Fitzgerald: For immigrant families, the American Dream’s script comes in English
Sunday, August 06, 2017
They say we should pick our battles carefully, that we don’t have to go to every fight we’re invited to, but some annoyances just can’t be ignored, as CNN reporter Jim Acosta reminded us in his overbearing confrontation with White House adviser Stephen Miller.
Immigration used to be the essence of the American Dream. Indeed, we made it our national motto: “E pluribus unum,” or “Out of many, one.”
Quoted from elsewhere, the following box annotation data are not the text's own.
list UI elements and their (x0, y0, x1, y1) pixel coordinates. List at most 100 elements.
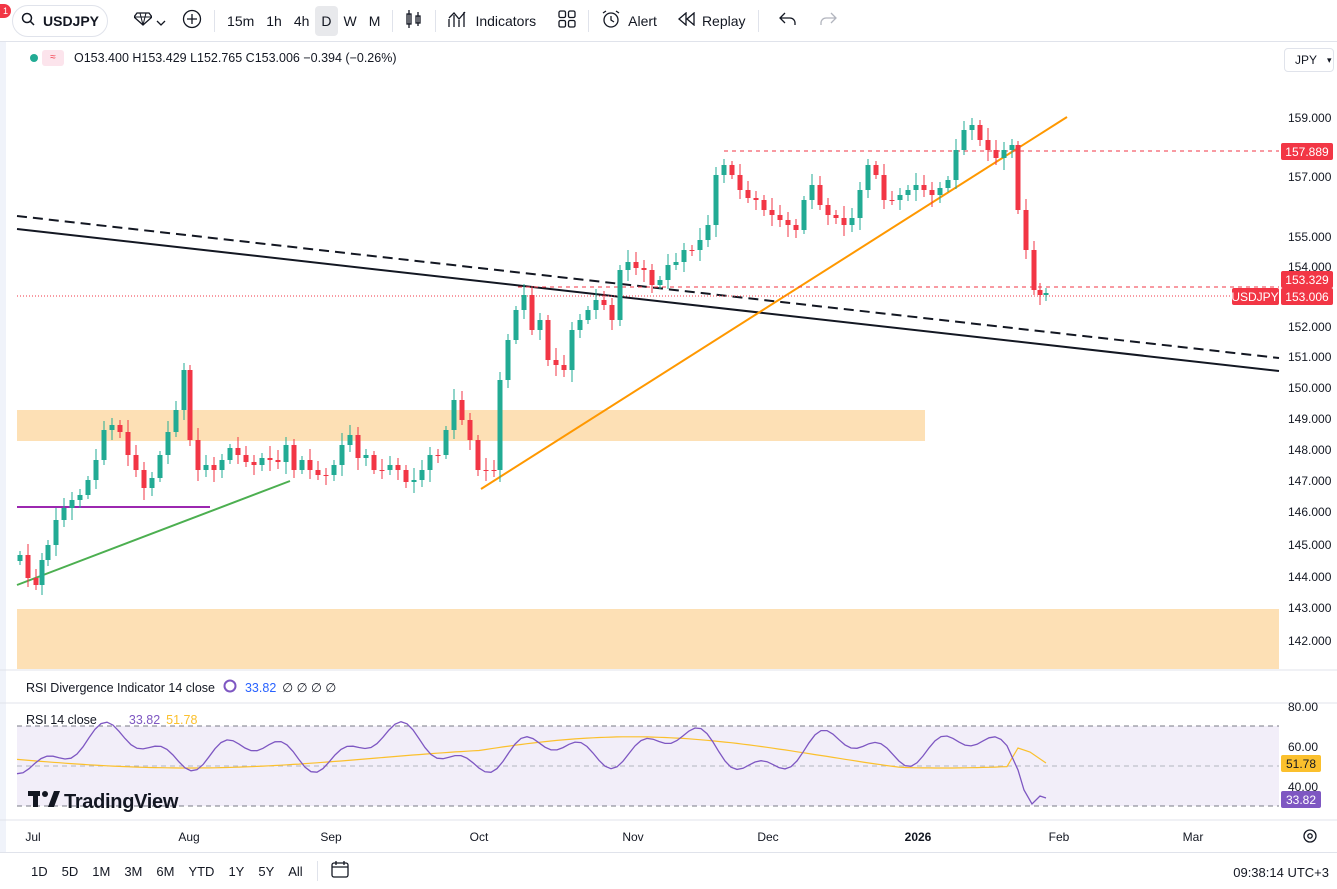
candle-body (881, 175, 887, 200)
candle-body (307, 460, 313, 470)
candle-body (545, 320, 551, 360)
price-tick: 149.000 (1288, 412, 1332, 426)
price-chart[interactable]: 159.000 157.000 155.000 154.000 152.000 151.0… (0, 42, 1337, 852)
indicators-button[interactable]: Indicators (442, 6, 542, 36)
undo-button[interactable] (773, 6, 803, 36)
price-tick: 146.000 (1288, 505, 1332, 519)
divider (435, 9, 437, 32)
price-tick: 142.000 (1288, 634, 1332, 648)
ohlc-values: O153.400 H153.429 L152.765 C153.006 −0.3… (74, 51, 397, 65)
timeframe-m[interactable]: M (368, 12, 381, 29)
rsi-ma-value: 51.78 (166, 713, 198, 727)
candle-body (529, 295, 535, 330)
candle-body (475, 440, 481, 470)
ohlc-legend: ≈ O153.400 H153.429 L152.765 C153.006 −0… (24, 50, 396, 66)
candle-body (387, 465, 393, 470)
candle-body (777, 215, 783, 220)
candle-body (817, 185, 823, 205)
wave-icon[interactable]: ≈ (42, 50, 64, 66)
range-1y[interactable]: 1Y (228, 863, 245, 879)
candle-body (235, 448, 241, 455)
calendar-icon[interactable] (330, 859, 350, 884)
resistance-price-tag: 157.889 (1285, 145, 1329, 159)
symbol-type-button[interactable] (128, 6, 172, 36)
chart-type-button[interactable] (399, 6, 429, 36)
time-tick: Dec (757, 830, 778, 844)
range-1m[interactable]: 1M (92, 863, 111, 879)
candle-body (857, 190, 863, 218)
range-1d[interactable]: 1D (31, 863, 48, 879)
alert-label: Alert (628, 12, 657, 29)
candle-body (101, 430, 107, 460)
rsi-value: 33.82 (128, 713, 161, 727)
timeframe-15m[interactable]: 15m (227, 12, 255, 29)
candle-body (673, 262, 679, 265)
replay-button[interactable]: Replay (671, 6, 752, 36)
candle-body (521, 295, 527, 310)
time-tick: Sep (320, 830, 342, 844)
settings-icon[interactable] (1303, 829, 1317, 843)
redo-button[interactable] (813, 6, 843, 36)
candle-body (569, 330, 575, 370)
candle-body (945, 180, 951, 188)
clock[interactable]: 09:38:14 UTC+3 (1233, 865, 1329, 880)
orange-trendline[interactable] (480, 116, 1068, 490)
candle-body (593, 300, 599, 310)
range-ytd[interactable]: YTD (188, 863, 215, 879)
range-5y[interactable]: 5Y (258, 863, 275, 879)
candle-body (617, 270, 623, 320)
candle-body (45, 545, 51, 560)
candle-body (283, 445, 289, 462)
candle-body (977, 125, 983, 140)
rsi-divergence-label: RSI Divergence Indicator 14 close (26, 680, 215, 695)
candle-body (1015, 145, 1021, 210)
candle-body (125, 432, 131, 455)
candle-body (809, 185, 815, 200)
layouts-button[interactable] (552, 6, 582, 36)
candle-body (315, 470, 321, 475)
candle-body (801, 200, 807, 230)
candle-body (921, 185, 927, 190)
candle-body (39, 560, 45, 585)
black-solid-trendline[interactable] (16, 228, 1280, 372)
notification-badge[interactable]: 1 (0, 4, 11, 18)
currency-selector[interactable]: JPY ▾ (1284, 48, 1334, 72)
candle-body (585, 310, 591, 320)
timeframe-d[interactable]: D (315, 5, 338, 36)
price-tick: 147.000 (1288, 474, 1332, 488)
grid-icon (558, 10, 576, 31)
candle-body (753, 198, 759, 200)
candle-body (1037, 290, 1043, 295)
range-all[interactable]: All (288, 863, 303, 879)
rsi-legend[interactable]: RSI 14 close 33.82 51.78 (26, 713, 197, 727)
candle-body (985, 140, 991, 150)
level-price-tag-bg (1281, 271, 1333, 288)
candle-body (85, 480, 91, 495)
candle-body (953, 150, 959, 180)
candle-body (53, 520, 59, 545)
last-price-tag-bg (1281, 288, 1333, 305)
candle-body (1009, 145, 1015, 150)
range-5d[interactable]: 5D (61, 863, 79, 879)
symbol-tag-bg (1232, 288, 1279, 305)
price-tick: 143.000 (1288, 601, 1332, 615)
left-toolbar-edge (0, 42, 6, 852)
rsi-divergence-legend[interactable]: RSI Divergence Indicator 14 close 33.82 … (26, 679, 336, 696)
timeframe-1h[interactable]: 1h (266, 12, 282, 29)
data-window-icon[interactable] (223, 679, 237, 696)
compare-button[interactable] (176, 6, 208, 36)
range-3m[interactable]: 3M (124, 863, 143, 879)
timeframe-w[interactable]: W (343, 12, 357, 29)
candle-body (641, 268, 647, 270)
green-trendline[interactable] (16, 480, 291, 586)
timeframe-4h[interactable]: 4h (293, 12, 310, 29)
symbol-search[interactable]: USDJPY (12, 4, 109, 37)
range-6m[interactable]: 6M (156, 863, 175, 879)
tradingview-logo-text: TradingView (64, 790, 179, 813)
candle-body (203, 465, 209, 470)
candle-body (865, 165, 871, 190)
rsi-axis-40: 40.00 (1288, 780, 1318, 794)
rsi-tag-bg (1281, 791, 1321, 808)
black-dashed-trendline[interactable] (16, 215, 1280, 359)
alert-button[interactable]: Alert (595, 6, 663, 36)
But that notion has taken quite a pounding from revisionists, activists and political opportunists who’ve turned immigration into an explosive issue.
Acosta, asking if the White House “was trying to change what it means to be an immigrant,” smugly reminded Miller the other day the Statue of Liberty “doesn’t say anything about speaking English.”
Maybe that’s because it never needed to be said.
There’s a wonderful memory here of a neighbor, Ostilio Mastrobattista, known to all as Gus, who came to America by way of Ellis Island, starting out from the hills of Lenola, halfway between Rome and Naples.
Gus was a gifted baker for Dorothy Muriel, Sunshine Biscuit and First National Stores before finally opening his own shop on Tremont Street, just a few blocks away from Mission Church in Roxbury.